I will bless those who bless you,
And I will curse him who curses you;
And in you all the families of the earth shall be blessed.”
Or there is Peter who walked on the water. And then sank. He had enough faith to get out of the boat, but he lost the focus of his faith when he took his eyes of Jesus.
It is much the same way with us. There will be times when we step out in faith, where we leave out not knowing where we are going or step out of the boat on to the water. There will also be times where we take out eyes off God and start worrying about things that would be safe in His hands, but aren’t meant to be in ours.

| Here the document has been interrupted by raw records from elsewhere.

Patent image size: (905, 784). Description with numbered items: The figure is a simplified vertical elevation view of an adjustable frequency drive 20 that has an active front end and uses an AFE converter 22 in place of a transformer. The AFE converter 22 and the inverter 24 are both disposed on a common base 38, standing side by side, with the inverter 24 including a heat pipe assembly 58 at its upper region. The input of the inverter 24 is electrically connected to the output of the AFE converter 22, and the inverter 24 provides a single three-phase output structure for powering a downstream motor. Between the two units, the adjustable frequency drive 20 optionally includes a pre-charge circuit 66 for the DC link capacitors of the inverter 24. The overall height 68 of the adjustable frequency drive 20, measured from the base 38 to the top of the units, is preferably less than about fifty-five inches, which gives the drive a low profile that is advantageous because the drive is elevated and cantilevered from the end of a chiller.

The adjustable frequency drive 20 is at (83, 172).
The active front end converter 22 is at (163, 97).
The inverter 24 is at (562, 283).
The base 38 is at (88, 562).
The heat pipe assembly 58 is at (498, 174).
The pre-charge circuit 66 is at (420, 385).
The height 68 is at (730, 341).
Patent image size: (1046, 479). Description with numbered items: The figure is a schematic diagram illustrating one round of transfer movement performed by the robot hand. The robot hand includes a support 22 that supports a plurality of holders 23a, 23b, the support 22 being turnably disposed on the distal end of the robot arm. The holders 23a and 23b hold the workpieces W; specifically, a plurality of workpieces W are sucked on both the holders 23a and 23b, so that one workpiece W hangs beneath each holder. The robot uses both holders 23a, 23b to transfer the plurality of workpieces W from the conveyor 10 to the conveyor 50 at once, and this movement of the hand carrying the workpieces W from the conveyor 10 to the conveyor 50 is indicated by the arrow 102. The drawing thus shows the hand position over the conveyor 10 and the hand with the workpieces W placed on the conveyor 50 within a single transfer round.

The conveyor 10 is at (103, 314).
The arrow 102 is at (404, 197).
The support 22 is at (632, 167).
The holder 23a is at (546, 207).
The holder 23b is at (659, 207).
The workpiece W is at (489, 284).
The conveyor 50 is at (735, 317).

Around March last year I had a dream, God was telling me to quit my job. I didn’t listen. In fact, in the dream I was arguing with my pastor telling him all the reasons that I couldn’t. I did not have peace in my job, and apparently everyone else knew that too. Fast forward to May, and I was fired. I will admit it angered me, because what was said wasn’t true, but it was also humbling.
Has my faith been perfect. Absolutely not. There were days where I wanted to take things in to my own hands and yell from the rooftops about the injustice. Or at least write an ugly letter and get things off my chest. There were days when I had a pity party. There were days when like Abraham that I started worrying about what was happening to me. One thing I did not do is take my eyes off Christ.
God started doing a work in me that needed to be done a long time ago, but I wouldn’t allow it because I was too busy helping others. Had I listened to God and done what He told me, it would have saved me a lot of anguish. But honestly I am glad for the experience. It has deepened my faith and dependence on Him. I got to see Him work impossible things in my life. The blessing have been amazing. It also opened me up to things I had been to busy for before. It also let me rest. You don’t realize how tired you are when you are going nonstop. God has rearranged my life.